There was less of fear in Kate's own feelings.

“Do women often die?” she asked.

“The proportion is small,” said the doctor.

Half an hour afterwards she spoke again.

“Does the child sometimes die?”

“Well, I've known it to happen, but only when the mother has had a shock—lost her husband, for example.”

She lay tossing on the bed, wishing for her own death, hoping for the death of the unborn child, dreading its coming lest she should hate and loathe it.
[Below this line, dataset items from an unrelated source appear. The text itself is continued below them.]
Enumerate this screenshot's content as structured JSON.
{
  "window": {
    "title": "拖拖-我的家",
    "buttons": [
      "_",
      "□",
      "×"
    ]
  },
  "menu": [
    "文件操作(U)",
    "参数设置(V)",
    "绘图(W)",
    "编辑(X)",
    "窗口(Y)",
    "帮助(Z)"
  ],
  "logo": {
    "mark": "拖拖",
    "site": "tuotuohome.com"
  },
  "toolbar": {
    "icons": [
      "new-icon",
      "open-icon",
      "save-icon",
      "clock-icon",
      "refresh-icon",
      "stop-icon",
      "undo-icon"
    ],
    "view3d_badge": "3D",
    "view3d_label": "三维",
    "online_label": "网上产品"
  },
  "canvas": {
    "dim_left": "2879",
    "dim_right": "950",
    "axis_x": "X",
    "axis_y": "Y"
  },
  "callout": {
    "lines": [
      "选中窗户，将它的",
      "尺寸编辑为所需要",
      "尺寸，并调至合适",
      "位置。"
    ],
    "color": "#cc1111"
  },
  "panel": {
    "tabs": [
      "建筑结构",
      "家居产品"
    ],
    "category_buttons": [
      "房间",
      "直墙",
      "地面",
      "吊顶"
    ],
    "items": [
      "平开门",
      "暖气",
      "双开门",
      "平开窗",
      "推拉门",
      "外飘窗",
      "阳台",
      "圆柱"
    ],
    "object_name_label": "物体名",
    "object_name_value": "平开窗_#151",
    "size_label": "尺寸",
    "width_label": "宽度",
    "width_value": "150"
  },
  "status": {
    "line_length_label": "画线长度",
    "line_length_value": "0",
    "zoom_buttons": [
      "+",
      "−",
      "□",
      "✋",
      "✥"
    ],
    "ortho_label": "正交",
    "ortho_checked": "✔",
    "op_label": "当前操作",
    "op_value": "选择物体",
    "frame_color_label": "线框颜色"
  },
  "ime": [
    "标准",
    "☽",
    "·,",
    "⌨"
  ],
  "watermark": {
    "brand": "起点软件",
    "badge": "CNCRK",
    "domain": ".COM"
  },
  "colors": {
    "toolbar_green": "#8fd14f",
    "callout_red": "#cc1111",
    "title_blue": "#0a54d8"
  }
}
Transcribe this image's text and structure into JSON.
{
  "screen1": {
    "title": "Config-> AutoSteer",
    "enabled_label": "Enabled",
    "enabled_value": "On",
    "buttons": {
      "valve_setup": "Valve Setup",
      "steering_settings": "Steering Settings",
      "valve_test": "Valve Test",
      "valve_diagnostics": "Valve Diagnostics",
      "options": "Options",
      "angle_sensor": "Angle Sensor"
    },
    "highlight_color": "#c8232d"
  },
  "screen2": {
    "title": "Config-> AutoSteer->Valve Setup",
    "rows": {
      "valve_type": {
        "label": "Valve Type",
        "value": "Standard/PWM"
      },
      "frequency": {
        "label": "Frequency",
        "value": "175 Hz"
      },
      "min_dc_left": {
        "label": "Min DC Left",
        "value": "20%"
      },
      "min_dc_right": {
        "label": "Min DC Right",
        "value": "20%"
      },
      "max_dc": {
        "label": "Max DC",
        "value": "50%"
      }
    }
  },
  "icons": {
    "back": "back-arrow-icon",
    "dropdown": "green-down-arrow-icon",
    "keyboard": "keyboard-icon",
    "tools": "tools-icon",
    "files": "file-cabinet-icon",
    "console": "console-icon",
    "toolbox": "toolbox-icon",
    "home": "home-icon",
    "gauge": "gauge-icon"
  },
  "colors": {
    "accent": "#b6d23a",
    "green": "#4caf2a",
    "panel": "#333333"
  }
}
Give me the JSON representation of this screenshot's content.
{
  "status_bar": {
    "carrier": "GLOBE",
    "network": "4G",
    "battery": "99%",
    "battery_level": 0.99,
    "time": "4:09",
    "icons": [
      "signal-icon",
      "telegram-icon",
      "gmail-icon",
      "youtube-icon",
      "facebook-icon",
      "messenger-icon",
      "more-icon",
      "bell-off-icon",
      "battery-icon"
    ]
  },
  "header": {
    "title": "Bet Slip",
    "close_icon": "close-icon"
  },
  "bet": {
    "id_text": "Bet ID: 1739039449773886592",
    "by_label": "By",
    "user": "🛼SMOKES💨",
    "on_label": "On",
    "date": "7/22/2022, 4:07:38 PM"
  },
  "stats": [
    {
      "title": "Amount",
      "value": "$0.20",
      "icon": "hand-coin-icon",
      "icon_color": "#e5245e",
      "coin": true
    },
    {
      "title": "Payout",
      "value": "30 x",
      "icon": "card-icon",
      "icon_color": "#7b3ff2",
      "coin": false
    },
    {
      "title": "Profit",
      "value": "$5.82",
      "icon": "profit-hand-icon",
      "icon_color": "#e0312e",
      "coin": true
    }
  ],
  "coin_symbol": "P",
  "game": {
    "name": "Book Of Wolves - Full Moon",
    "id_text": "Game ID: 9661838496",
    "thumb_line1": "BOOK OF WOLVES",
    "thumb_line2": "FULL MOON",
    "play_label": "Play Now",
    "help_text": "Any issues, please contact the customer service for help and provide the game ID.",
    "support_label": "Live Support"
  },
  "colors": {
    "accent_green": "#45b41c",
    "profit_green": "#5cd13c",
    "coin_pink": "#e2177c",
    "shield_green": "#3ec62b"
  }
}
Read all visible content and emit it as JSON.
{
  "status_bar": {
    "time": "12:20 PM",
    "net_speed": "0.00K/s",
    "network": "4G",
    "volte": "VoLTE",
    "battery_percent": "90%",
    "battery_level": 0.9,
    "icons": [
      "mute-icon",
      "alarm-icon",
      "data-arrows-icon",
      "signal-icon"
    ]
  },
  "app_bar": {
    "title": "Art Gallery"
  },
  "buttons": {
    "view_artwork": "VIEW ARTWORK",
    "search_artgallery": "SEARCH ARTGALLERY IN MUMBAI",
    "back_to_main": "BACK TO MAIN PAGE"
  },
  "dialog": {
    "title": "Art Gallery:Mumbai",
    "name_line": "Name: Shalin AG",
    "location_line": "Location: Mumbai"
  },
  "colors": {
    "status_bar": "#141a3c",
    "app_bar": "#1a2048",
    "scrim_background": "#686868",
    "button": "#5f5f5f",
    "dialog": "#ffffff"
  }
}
At last came the child's first cry—that cry out of silence that had never broken on the air before, but was henceforth to be one of the world's voices for laughter and for weeping, for joy and for sorrow, to her who had borne it into life. Then she called to them to show her the baby, and when they did so, bringing it up with soft cooings and foolish words, she searched the little wrinkled face with a frightened look, then put up her arms to shut out the sight, and cried “Take it away,” and turned to the wall. Her vague fear was a certainty now; the child was the child of her sin—she was a bad woman.

Yet there is no shame, no fear, no horror, but the pleading of a new-born babe can drown its clamour. The child cried again, and the cruel battle of love and dread was won for motherhood. The mother heart awoke and swelled. She had got her baby, at all events. It was all she had for all she had suffered; but it was enough, and a dear and precious prize.

“Are you sure it is well?” she asked. “Quite, quite well? Doesn't its little face look as if its mammy had been crying—no?”

“'Deed no,” said Grannie, “but as bonny a baby as ever was born.”

The women were scurrying up and down, giggling on the landings, laughing on the stairs, and saying hush at their own noises as they crept into the room. In a fretful whimper the child was still crying, and Grannie was telling it, with many wags of the head and in a mighty stern voice, that they were going to have none of its complaining now that it had come at last; and Kate Herself, with hands clasped together, was saying in a soft murmur like a prayer, “God is very good, and the doctor is good too. God is good to give us doctors.”

“Lie quiet, and I'll come back in an hour or two,” said Dr. Mylechreest from half-way through the door.

“Dear heart alive, what will the father say?” cried Grannie, and then the whole place broke into that smile of surprise which comes to every house after the twin angels of Life and Death have brooded long over its roof-tree, and are gone at length before the face of a little child.